On the upside, a recent high of 1.1200 and the July 2023 high at 1.1275 will be the next stop for the Euro bulls. The downside is expected to remain cushioned near the psychological support of 1.1000.
The Euro is the currency for the 20 European Union countries that belong to the Eurozone. It is the second most heavily traded currency in the world behind the US Dollar. In 2022, it accounted for 31% of all foreign exchange transactions, with an average daily turnover of over $2.2 trillion a day. EUR/USD is the most heavily traded currency pair in the world, accounting for an estimated 30% off all transactions, followed by EUR/JPY (4%), EUR/GBP (3%) and EUR/AUD (2%).
The European Central Bank (ECB) in Frankfurt, Germany, is the reserve bank for the Eurozone. The ECB sets interest rates and manages monetary policy. The ECB’s primary mandate is to maintain price stability, which means either controlling inflation or stimulating growth. Its primary tool is the raising or lowering of interest rates. Relatively high interest rates – or the expectation of higher rates – will usually benefit the Euro and vice versa. The ECB Governing Council makes monetary policy decisions at meetings held eight times a year. Decisions are made by heads of the Eurozone national banks and six permanent members, including the President of the ECB, Christine Lagarde.
Eurozone inflation data, measured by the Harmonized Index of Consumer Prices (HICP), is an important econometric for the Euro. If inflation rises more than expected, especially if above the ECB’s 2% target, it obliges the ECB to raise interest rates to bring it back under control. Relatively high interest rates compared to its counterparts will usually benefit the Euro, as it makes the region more attractive as a place for global investors to park their money.
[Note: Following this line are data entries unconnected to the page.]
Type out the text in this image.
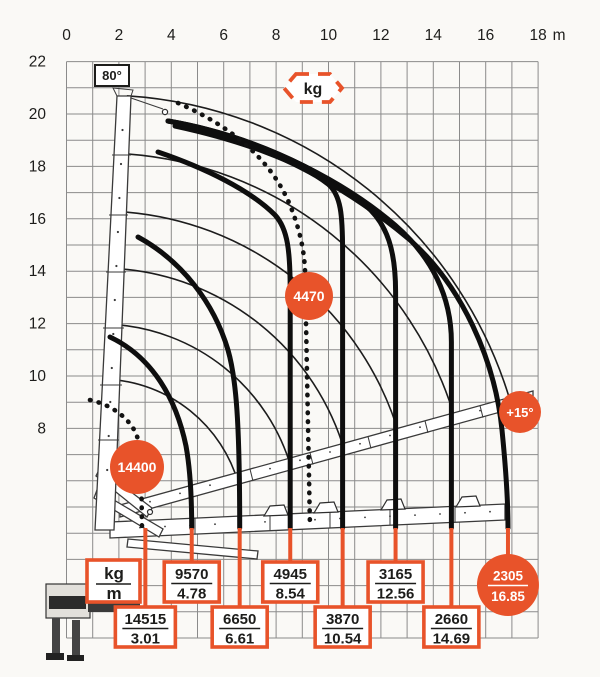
0	2	4	6	8	10 12 14 16 18 m
22
20
18
16
14
12
10
8
14515
3.01
9570
4.78
6650
6.61
4945
8.54
3870
10.54
3165
12.56
2660
14.69
2305
16.85
kg
m
14400
4470
+15°
80°
kg
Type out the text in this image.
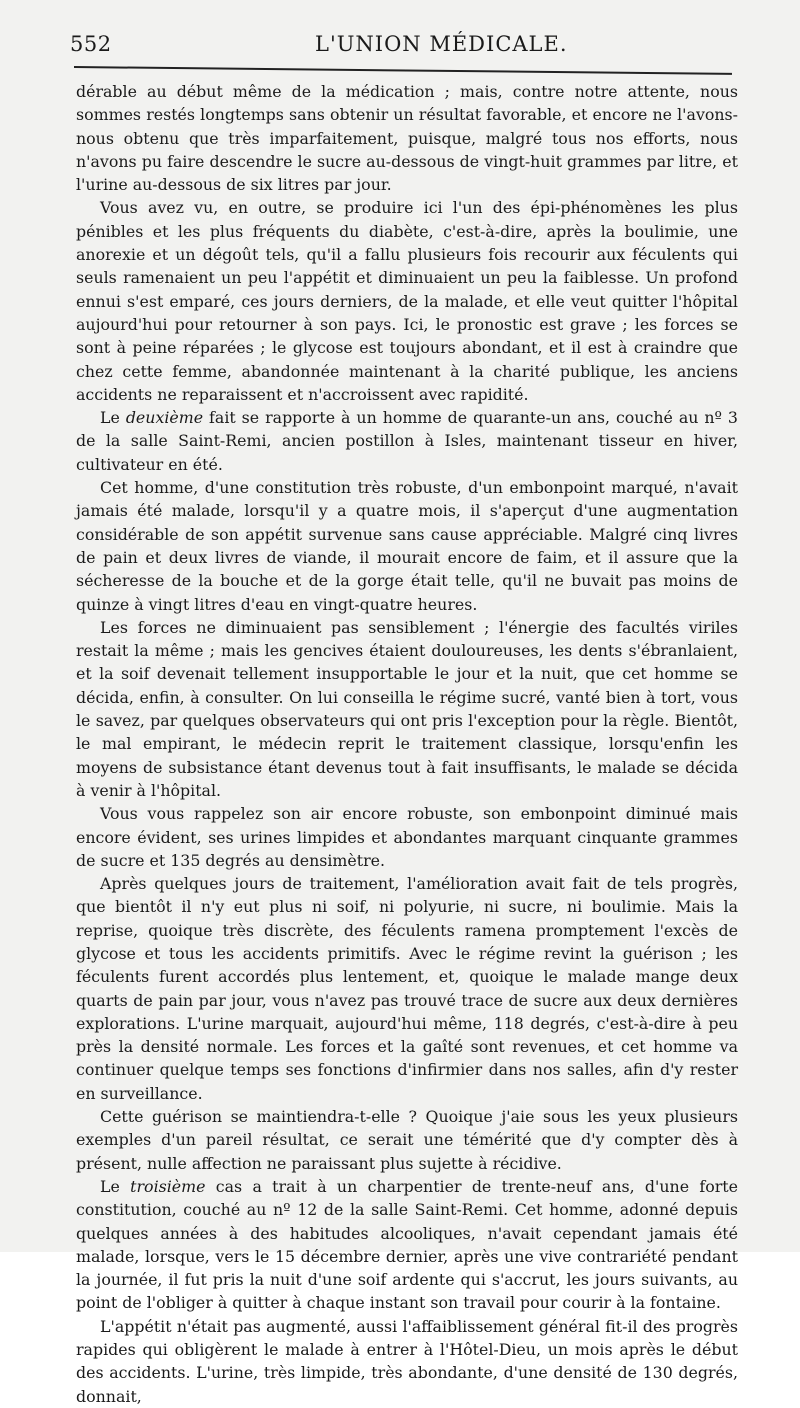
552	L'UNION MÉDICALE.

dérable au début même de la médication ; mais, contre notre attente, nous sommes restés longtemps sans obtenir un résultat favorable, et encore ne l'avons-nous obtenu que très imparfaitement, puisque, malgré tous nos efforts, nous n'avons pu faire descendre le sucre au-dessous de vingt-huit grammes par litre, et l'urine au-dessous de six litres par jour.

Vous avez vu, en outre, se produire ici l'un des épi-phénomènes les plus pénibles et les plus fréquents du diabète, c'est-à-dire, après la boulimie, une anorexie et un dégoût tels, qu'il a fallu plusieurs fois recourir aux féculents qui seuls ramenaient un peu l'appétit et diminuaient un peu la faiblesse. Un profond ennui s'est emparé, ces jours derniers, de la malade, et elle veut quitter l'hôpital aujourd'hui pour retourner à son pays. Ici, le pronostic est grave ; les forces se sont à peine réparées ; le glycose est toujours abondant, et il est à craindre que chez cette femme, abandonnée maintenant à la charité publique, les anciens accidents ne reparaissent et n'accroissent avec rapidité.

Le deuxième fait se rapporte à un homme de quarante-un ans, couché au nº 3 de la salle Saint-Remi, ancien postillon à Isles, maintenant tisseur en hiver, cultivateur en été.

Cet homme, d'une constitution très robuste, d'un embonpoint marqué, n'avait jamais été malade, lorsqu'il y a quatre mois, il s'aperçut d'une augmentation considérable de son appétit survenue sans cause appréciable. Malgré cinq livres de pain et deux livres de viande, il mourait encore de faim, et il assure que la sécheresse de la bouche et de la gorge était telle, qu'il ne buvait pas moins de quinze à vingt litres d'eau en vingt-quatre heures.

Les forces ne diminuaient pas sensiblement ; l'énergie des facultés viriles restait la même ; mais les gencives étaient douloureuses, les dents s'ébranlaient, et la soif devenait tellement insupportable le jour et la nuit, que cet homme se décida, enfin, à consulter. On lui conseilla le régime sucré, vanté bien à tort, vous le savez, par quelques observateurs qui ont pris l'exception pour la règle. Bientôt, le mal empirant, le médecin reprit le traitement classique, lorsqu'enfin les moyens de subsistance étant devenus tout à fait insuffisants, le malade se décida à venir à l'hôpital.

Vous vous rappelez son air encore robuste, son embonpoint diminué mais encore évident, ses urines limpides et abondantes marquant cinquante grammes de sucre et 135 degrés au densimètre.

Après quelques jours de traitement, l'amélioration avait fait de tels progrès, que bientôt il n'y eut plus ni soif, ni polyurie, ni sucre, ni boulimie. Mais la reprise, quoique très discrète, des féculents ramena promptement l'excès de glycose et tous les accidents primitifs. Avec le régime revint la guérison ; les féculents furent accordés plus lentement, et, quoique le malade mange deux quarts de pain par jour, vous n'avez pas trouvé trace de sucre aux deux dernières explorations. L'urine marquait, aujourd'hui même, 118 degrés, c'est-à-dire à peu près la densité normale. Les forces et la gaîté sont revenues, et cet homme va continuer quelque temps ses fonctions d'infirmier dans nos salles, afin d'y rester en surveillance.

Cette guérison se maintiendra-t-elle ? Quoique j'aie sous les yeux plusieurs exemples d'un pareil résultat, ce serait une témérité que d'y compter dès à présent, nulle affection ne paraissant plus sujette à récidive.

Le troisième cas a trait à un charpentier de trente-neuf ans, d'une forte constitution, couché au nº 12 de la salle Saint-Remi. Cet homme, adonné depuis quelques années à des habitudes alcooliques, n'avait cependant jamais été malade, lorsque, vers le 15 décembre dernier, après une vive contrariété pendant la journée, il fut pris la nuit d'une soif ardente qui s'accrut, les jours suivants, au point de l'obliger à quitter à chaque instant son travail pour courir à la fontaine.

L'appétit n'était pas augmenté, aussi l'affaiblissement général fit-il des progrès rapides qui obligèrent le malade à entrer à l'Hôtel-Dieu, un mois après le début des accidents. L'urine, très limpide, très abondante, d'une densité de 130 degrés, donnait,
Data releases gauge the health of the economy and can impact on the Euro. Indicators such as GDP, Manufacturing and Services PMIs, employment, and consumer sentiment surveys can all influence the direction of the single currency. A strong economy is good for the Euro. Not only does it attract more foreign investment but it may encourage the ECB to put up interest rates, which will directly strengthen the Euro. Otherwise, if economic data is weak, the Euro is likely to fall. Economic data for the four largest economies in the euro area (Germany, France, Italy and Spain) are especially significant, as they account for 75% of the Eurozone’s economy.
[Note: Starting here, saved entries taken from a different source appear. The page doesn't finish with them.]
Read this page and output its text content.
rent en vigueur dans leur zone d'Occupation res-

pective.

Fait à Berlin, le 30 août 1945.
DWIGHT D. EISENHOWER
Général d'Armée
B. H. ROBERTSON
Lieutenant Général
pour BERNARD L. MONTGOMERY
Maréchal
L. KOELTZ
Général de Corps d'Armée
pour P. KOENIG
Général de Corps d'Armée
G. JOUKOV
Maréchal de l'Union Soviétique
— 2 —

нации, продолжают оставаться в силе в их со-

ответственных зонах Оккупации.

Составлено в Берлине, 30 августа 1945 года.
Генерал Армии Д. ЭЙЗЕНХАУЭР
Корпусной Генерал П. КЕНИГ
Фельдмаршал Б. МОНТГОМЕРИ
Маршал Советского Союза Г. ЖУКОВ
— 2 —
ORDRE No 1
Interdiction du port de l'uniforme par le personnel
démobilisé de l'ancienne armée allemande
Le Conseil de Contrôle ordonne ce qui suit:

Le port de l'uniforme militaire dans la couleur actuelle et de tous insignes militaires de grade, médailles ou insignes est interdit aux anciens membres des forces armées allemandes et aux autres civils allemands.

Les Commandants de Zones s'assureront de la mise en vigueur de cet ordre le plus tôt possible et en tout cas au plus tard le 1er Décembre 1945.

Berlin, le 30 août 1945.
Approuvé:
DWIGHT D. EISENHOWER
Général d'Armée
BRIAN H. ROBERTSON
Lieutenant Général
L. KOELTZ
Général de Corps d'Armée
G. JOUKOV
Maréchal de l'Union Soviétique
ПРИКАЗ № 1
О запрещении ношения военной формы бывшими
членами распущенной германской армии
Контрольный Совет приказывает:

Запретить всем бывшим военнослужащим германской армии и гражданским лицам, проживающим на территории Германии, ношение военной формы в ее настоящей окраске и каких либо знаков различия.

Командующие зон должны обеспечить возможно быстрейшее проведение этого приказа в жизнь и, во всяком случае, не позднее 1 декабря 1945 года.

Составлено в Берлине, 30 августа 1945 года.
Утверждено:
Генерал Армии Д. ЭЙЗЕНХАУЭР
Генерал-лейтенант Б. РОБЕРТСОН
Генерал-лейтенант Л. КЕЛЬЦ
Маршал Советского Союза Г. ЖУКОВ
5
Another significant data release for the Euro is the Trade Balance. This indicator measures the difference between what a country earns from its exports and what it spends on imports over a given period. If a country produces highly sought after exports then its currency will gain in value purely from the extra demand created from foreign buyers seeking to purchase these goods. Therefore, a positive net Trade Balance strengthens a currency and vice versa for a negative balance.